As he notes such complications of allegiance, Jerry hints at an equally complicated personal history (when he’s at the airport, he says, “I mostly think about my family, the opportunities that I’ve had on this green planet, some of ‘em I blew and some of ‘em I didn’t”). Jerry doesn’t get into details, but remains stoic and wry as he reads the morning paper (he checks the obituaries first, he smiles, slurping his coffee, “to make sure I’m not there”), then heads over to the hospital for tests. “They say it’s a slow moving cancer,” he sighs, “but sometimes when it gets into other places, it moves a little faster.”
Amid such pressing concerns, The Way We Get By shows that greeting provides a sense of purpose and community.

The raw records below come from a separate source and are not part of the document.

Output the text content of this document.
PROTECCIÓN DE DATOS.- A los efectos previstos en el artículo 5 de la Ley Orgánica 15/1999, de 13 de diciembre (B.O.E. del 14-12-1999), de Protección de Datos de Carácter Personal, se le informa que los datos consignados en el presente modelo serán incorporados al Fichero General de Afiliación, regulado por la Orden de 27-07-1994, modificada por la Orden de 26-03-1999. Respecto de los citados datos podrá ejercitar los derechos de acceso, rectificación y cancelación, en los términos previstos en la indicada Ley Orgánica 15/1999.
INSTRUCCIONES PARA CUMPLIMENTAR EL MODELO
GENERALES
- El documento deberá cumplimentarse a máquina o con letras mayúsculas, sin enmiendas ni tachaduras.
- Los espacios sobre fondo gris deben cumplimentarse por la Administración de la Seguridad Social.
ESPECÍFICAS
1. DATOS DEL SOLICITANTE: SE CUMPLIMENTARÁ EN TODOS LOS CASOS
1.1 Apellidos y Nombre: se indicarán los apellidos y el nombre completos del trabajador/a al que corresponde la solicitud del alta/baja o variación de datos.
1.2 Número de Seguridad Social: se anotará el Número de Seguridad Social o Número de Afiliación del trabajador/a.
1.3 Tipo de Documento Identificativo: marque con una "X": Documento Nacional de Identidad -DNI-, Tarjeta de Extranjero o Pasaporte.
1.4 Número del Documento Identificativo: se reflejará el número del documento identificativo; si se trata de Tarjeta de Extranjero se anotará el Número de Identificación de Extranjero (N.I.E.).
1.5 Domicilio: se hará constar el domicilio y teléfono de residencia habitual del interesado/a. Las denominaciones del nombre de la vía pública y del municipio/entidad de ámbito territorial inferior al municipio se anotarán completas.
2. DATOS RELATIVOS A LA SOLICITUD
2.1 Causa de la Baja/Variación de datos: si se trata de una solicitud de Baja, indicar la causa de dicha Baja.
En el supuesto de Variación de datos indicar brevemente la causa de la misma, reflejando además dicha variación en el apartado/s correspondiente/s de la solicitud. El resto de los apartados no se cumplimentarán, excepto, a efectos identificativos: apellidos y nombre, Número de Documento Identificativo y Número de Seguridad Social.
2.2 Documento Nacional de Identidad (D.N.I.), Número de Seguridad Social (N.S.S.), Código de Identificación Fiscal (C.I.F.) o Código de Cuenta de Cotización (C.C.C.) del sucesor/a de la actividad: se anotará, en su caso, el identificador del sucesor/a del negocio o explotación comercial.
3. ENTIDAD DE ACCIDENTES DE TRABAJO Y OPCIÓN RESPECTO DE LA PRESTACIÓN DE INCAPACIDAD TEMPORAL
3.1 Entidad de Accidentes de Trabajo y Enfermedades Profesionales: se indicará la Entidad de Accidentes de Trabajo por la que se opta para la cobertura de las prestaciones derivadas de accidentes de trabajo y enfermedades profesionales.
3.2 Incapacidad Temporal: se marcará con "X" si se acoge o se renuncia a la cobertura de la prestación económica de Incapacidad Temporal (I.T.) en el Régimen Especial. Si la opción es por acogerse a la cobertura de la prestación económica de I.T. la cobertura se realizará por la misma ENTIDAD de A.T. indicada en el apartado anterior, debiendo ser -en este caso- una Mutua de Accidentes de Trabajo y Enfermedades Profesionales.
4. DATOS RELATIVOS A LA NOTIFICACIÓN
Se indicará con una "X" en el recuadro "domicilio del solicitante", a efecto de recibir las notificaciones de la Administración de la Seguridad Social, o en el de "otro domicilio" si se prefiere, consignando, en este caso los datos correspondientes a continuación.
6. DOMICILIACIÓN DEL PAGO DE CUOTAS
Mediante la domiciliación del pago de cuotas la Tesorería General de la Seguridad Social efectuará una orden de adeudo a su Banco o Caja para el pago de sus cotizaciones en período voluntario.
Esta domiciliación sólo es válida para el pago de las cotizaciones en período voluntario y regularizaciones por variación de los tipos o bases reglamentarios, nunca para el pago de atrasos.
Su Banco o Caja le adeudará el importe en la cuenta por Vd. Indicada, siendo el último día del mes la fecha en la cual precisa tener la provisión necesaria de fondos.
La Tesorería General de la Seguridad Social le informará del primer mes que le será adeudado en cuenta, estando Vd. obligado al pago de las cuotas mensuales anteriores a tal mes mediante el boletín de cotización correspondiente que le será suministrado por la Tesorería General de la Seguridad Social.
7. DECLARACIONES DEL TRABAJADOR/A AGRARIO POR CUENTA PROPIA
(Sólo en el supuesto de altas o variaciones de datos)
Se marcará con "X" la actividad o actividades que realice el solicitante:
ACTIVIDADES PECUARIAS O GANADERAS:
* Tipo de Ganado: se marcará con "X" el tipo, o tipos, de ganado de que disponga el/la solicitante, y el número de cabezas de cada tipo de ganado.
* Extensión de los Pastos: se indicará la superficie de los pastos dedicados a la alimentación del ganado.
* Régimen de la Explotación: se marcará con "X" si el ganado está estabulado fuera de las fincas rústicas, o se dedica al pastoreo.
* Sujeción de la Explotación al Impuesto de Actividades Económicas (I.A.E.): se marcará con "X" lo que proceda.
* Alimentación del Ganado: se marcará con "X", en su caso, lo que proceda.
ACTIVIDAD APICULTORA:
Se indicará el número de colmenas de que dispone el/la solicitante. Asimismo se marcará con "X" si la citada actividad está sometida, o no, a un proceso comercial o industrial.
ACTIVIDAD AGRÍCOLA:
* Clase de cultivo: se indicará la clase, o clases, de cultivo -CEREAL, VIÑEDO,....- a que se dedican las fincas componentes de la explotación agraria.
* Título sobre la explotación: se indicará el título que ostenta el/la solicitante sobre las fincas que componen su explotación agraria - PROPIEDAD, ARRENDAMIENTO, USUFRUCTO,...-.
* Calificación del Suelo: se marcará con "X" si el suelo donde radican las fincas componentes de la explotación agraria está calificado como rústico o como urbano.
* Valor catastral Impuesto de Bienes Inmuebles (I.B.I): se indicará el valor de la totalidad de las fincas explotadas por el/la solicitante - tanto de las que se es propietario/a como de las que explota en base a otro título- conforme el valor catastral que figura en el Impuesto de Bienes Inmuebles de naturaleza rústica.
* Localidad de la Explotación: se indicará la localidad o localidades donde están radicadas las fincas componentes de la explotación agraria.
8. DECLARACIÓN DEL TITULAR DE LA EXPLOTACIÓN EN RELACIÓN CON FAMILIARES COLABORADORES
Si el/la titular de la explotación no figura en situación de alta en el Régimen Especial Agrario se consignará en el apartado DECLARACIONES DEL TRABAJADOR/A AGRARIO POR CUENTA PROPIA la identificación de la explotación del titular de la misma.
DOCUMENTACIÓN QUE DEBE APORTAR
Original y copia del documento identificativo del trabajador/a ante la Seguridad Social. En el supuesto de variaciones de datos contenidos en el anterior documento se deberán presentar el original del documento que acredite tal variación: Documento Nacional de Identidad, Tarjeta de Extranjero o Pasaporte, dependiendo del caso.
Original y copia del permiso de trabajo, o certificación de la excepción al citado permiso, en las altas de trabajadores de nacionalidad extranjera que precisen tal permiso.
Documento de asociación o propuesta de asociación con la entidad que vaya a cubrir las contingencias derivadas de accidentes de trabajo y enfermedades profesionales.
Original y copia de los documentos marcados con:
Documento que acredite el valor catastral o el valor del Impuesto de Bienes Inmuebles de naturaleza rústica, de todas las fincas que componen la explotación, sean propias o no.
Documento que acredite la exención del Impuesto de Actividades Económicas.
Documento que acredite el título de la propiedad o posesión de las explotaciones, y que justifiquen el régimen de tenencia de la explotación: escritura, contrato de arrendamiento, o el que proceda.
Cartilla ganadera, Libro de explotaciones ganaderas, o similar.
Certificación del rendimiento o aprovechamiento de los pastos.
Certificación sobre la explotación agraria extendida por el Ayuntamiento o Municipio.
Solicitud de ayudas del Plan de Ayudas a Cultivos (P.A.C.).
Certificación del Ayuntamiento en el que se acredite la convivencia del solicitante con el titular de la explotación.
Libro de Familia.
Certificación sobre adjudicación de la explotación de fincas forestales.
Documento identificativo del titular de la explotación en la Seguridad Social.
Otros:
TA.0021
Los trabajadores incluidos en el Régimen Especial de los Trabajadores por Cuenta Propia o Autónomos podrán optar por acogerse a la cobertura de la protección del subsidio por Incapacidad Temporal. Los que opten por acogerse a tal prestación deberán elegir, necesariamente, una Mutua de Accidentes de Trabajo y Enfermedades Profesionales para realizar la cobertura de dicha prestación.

And while it includes assorted brief testimonies by troops who appreciate feeling welcomed, it stays focused on the greeters’ mix of loneliness and determination, the pleasure of feeling needed and the pain of growing old (Joan counts out the “10 pills I take in the morning and seven pills at night: they all have side effects”). Service—however it’s defined—offers an abstract sort of order amid such daily upheaval. “Be nice to somebody and that makes you feel nicer,” observes Jerry. “That’s the only way to feel better.” But the movie, however charming or heartwarming it seems (and the soundtrack does occasionally turn sentimental), doesn’t make a case for salvation or peace through selfless acts. Instead, as its title suggests, the greeters “get by,” flawed, frustrated, and focused when they can be.